1963 novel by Christa Wolf

Der geteilte Himmel, known in English as either Divided Heaven or They Divided the Sky, is a 1963 novel by the East German writer Christa Wolf. The author describes society and problems in the German Democratic Republic (GDR) in the early 1960s, in a "quest for personal integrity within a flawed system". The book won the Heinrich Mann Prize, and has been translated into many languages.

== History ==
Wolf wrote the work in the early 1960s, with the novel beginning as a story about romance and the characters' experiences in a socialist work "brigade". From there it develops into a more complex plot prompted by political events. It was published in 1963 by Mitteldeutscher Verlag in Halle, became a bestseller in the GDR and was also widely distributed and discussed in the West. The title became a metaphor for the divided Germany. The novel was awarded the Heinrich Mann Prize. In 1987, Suhrkamp Verlag published it in its BasisBibliothek (Basic Library), with historic background and commentary.

The book's title was first translated into English as Divided Heaven, and in 2013 (50 years after the first publication) interpreted by Luise von Flotow as They Divided the Sky.

== Plot ==
The main characters are Rita Seidel, age 19, and Manfred Herrfurth, a chemist ten years older, who meet at a dance event in a village and become a couple, although they are different. Rita comes from a rural background and is emotional, while Manfred is a rational city-dweller. The action begins in East Germany in June 1961, shortly before the Berlin Wall is built.

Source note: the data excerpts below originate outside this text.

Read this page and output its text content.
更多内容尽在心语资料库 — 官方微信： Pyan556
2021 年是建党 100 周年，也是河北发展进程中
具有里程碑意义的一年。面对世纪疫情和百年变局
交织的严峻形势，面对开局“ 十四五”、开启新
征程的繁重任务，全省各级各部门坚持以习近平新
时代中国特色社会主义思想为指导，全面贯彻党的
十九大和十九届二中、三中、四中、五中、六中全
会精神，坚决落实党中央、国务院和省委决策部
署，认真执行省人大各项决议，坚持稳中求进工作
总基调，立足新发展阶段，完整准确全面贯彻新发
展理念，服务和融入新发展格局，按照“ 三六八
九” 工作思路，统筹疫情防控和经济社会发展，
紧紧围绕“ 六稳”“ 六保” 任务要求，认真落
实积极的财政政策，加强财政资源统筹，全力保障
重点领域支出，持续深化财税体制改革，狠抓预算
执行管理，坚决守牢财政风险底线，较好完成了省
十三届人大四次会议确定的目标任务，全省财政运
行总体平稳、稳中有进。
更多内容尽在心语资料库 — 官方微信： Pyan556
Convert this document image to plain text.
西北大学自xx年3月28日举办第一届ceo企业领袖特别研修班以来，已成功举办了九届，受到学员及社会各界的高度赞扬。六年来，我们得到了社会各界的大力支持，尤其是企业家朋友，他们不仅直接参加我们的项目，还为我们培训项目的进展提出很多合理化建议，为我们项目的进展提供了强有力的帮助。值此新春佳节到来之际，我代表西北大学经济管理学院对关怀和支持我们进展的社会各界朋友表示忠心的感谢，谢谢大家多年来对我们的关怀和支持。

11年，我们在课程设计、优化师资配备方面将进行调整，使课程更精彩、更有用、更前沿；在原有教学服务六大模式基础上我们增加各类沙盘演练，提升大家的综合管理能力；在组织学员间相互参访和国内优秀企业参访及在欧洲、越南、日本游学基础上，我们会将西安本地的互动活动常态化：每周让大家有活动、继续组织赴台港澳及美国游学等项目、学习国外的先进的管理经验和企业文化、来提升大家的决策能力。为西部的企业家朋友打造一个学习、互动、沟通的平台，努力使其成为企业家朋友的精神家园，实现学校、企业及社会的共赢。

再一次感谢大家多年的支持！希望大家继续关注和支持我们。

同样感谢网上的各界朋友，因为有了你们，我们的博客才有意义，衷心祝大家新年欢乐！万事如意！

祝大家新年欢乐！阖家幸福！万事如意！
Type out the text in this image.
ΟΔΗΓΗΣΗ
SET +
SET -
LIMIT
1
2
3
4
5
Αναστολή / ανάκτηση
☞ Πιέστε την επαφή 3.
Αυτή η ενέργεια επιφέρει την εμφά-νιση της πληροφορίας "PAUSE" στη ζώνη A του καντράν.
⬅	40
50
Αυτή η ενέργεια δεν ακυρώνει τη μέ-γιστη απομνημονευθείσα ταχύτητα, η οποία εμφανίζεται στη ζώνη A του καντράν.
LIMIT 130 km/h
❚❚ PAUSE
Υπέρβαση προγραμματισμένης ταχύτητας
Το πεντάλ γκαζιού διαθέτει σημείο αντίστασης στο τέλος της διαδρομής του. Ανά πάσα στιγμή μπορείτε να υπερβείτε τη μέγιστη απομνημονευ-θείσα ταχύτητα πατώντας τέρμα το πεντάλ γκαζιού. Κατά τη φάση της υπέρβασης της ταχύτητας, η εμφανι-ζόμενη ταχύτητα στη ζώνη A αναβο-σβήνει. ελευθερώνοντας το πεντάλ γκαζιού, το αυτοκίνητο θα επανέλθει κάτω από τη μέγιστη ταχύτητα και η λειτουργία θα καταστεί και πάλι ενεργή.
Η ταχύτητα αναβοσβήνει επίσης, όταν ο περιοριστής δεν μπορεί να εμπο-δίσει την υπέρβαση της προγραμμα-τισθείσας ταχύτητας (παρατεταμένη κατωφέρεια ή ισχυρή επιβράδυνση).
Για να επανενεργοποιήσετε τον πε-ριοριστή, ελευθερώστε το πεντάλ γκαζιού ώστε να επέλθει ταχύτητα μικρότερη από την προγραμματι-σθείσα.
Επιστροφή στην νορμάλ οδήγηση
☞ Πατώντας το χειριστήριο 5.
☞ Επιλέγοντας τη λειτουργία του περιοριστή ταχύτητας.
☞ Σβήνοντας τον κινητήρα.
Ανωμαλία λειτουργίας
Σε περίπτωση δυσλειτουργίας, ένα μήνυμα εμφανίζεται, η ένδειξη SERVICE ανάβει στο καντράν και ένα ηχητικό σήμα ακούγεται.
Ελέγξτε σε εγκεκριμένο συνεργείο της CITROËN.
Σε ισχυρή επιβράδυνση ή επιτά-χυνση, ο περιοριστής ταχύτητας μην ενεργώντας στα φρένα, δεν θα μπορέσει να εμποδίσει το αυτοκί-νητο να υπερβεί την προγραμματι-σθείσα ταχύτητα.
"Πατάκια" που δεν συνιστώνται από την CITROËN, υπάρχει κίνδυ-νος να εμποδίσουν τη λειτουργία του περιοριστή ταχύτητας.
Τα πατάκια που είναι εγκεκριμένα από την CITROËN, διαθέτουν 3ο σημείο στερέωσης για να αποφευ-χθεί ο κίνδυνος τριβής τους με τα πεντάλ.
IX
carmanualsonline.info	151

They live together with Manfred's parents in Halle, where he works and she studies to be a teacher, which includes training in a socialist work "brigade" at the company Waggonbau Amendorf, building rail wagons.

Manfred, who grew up in a difficult family, becomes disillusioned about the future in the GDR, after one of his engineering designs is refused by economics officials. He moves to West Germany via East Berlin. Rita visits him there and tries to persuade him to return, but without success. Shortly after her return, the Wall is built. Rita tries to take her life. She wakes up from unconsciousness in hospital and tells the story from that perspective.

== Style ==
Wolf begins the novel like a love story, but soon introduces the divided Germany as a reason for tension. She describes the western lifestyle as commercial and materialistic, while she idealises the eastern society as harder, rigid, moral-oriented and demanding faith. Some elements of Rita's biography are similar to the author's, such as growing up without a father and work in the specific brigade. She describes negative aspects of life in the east with factual precision and was criticised for it. Her tenor was described as an "introspective, autobiographical voice", her trademark in a "quest for personal integrity within a flawed system".

== Legacy ==
The novel was filmed as Der geteilte Himmel in 1964. A stage version premiered in Dresden in 2013.